According to the Overseas Koreans Agency, as of 2025, 17,823 Koreans reside in the Middle East, with approximately 295,000 visiting annually.

5. Government and Corporate Responses — and Their Limits

The Ministry of Trade, Industry and Energy has activated an emergency energy task force and is monitoring Hormuz transit conditions in real time. Measures under consideration include:

Preparing to release Strategic Petroleum Reserves
Revisiting a temporary fuel tax cut
Securing alternative supply sources (U.S. shale oil, West African crude, etc.)
Rerouting logistics via alternative routes (Cape route, Suez Canal)
Long-term energy portfolio diversification

Professor Kang Sung-jin of Korea University advised: "The Hormuz blockade looks likely to last for some time. The government needs to simultaneously prepare price-stabilization measures like a fuel tax cut and long-term support for logistics disruptions."

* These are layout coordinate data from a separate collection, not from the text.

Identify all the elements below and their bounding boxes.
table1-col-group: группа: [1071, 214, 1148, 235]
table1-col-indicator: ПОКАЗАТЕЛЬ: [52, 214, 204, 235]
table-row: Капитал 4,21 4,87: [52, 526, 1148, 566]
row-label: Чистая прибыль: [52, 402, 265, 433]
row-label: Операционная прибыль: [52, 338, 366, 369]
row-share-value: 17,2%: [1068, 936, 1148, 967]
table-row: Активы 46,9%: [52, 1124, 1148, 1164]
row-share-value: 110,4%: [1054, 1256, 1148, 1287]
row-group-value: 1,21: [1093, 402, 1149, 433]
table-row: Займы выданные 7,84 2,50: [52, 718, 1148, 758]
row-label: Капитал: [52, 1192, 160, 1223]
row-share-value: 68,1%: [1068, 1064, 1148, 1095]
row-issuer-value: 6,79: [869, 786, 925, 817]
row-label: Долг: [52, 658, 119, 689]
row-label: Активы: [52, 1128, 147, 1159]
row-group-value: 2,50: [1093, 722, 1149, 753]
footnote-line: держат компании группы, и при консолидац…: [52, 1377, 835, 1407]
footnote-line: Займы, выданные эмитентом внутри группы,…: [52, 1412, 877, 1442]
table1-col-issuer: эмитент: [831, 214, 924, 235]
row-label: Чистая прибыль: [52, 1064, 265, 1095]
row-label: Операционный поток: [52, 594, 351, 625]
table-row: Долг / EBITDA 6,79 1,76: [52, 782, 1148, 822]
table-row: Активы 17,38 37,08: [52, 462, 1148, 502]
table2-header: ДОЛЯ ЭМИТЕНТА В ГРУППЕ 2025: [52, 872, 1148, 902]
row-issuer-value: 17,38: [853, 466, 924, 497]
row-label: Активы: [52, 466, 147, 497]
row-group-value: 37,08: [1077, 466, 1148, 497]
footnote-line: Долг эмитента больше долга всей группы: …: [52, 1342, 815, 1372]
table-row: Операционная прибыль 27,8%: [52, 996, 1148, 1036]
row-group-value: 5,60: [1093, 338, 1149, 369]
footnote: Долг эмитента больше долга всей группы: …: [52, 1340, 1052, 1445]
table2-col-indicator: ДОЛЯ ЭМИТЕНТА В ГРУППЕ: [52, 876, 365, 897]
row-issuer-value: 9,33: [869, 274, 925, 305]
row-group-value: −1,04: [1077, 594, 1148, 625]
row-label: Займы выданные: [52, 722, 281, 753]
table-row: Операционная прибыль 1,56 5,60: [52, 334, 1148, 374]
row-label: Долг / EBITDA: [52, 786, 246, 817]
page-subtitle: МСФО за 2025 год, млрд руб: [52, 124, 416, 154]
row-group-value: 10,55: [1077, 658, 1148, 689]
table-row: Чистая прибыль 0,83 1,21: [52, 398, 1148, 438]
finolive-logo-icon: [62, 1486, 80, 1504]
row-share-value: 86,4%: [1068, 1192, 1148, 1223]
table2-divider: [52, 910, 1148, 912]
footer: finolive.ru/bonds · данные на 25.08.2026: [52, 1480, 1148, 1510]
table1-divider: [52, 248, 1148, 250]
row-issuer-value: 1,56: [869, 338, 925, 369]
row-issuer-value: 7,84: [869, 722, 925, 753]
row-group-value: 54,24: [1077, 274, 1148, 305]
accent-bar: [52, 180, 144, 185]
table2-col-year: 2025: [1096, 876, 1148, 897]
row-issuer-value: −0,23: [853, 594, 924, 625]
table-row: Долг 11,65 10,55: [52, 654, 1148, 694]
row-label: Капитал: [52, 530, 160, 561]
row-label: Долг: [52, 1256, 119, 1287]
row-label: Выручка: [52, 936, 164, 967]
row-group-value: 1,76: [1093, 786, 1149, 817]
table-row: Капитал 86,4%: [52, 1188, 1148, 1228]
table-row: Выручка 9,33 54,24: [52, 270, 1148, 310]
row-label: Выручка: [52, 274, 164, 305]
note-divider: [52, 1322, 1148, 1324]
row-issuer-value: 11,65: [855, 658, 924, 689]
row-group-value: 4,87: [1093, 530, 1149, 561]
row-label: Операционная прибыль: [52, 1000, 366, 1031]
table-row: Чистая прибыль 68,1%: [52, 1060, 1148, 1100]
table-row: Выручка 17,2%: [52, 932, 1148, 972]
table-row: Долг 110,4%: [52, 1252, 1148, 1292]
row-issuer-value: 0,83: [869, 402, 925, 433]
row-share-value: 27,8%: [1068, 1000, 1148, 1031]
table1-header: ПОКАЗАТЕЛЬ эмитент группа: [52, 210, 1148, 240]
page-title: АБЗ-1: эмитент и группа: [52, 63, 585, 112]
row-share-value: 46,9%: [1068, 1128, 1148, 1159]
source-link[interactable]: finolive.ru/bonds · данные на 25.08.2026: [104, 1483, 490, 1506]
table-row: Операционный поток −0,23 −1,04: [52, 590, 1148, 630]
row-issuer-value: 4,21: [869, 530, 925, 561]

Outlook — How Long Could This Last?

Khamenei's death has created an internal power vacuum in Iran, raising the likelihood that the incoming leadership will maintain a hardline stance. Professor Heo Yun of Sogang University stated: "There is no clear successor to the Khamenei system, making a prolonged Hormuz blockade highly likely." Experts broadly expect at least 2–4 weeks of high-intensity tension.

For the Korean economy, the 'March rebound scenario' — built on hopes of a semiconductor supercycle and rising equity markets — now faces the risk of being derailed by an energy shock.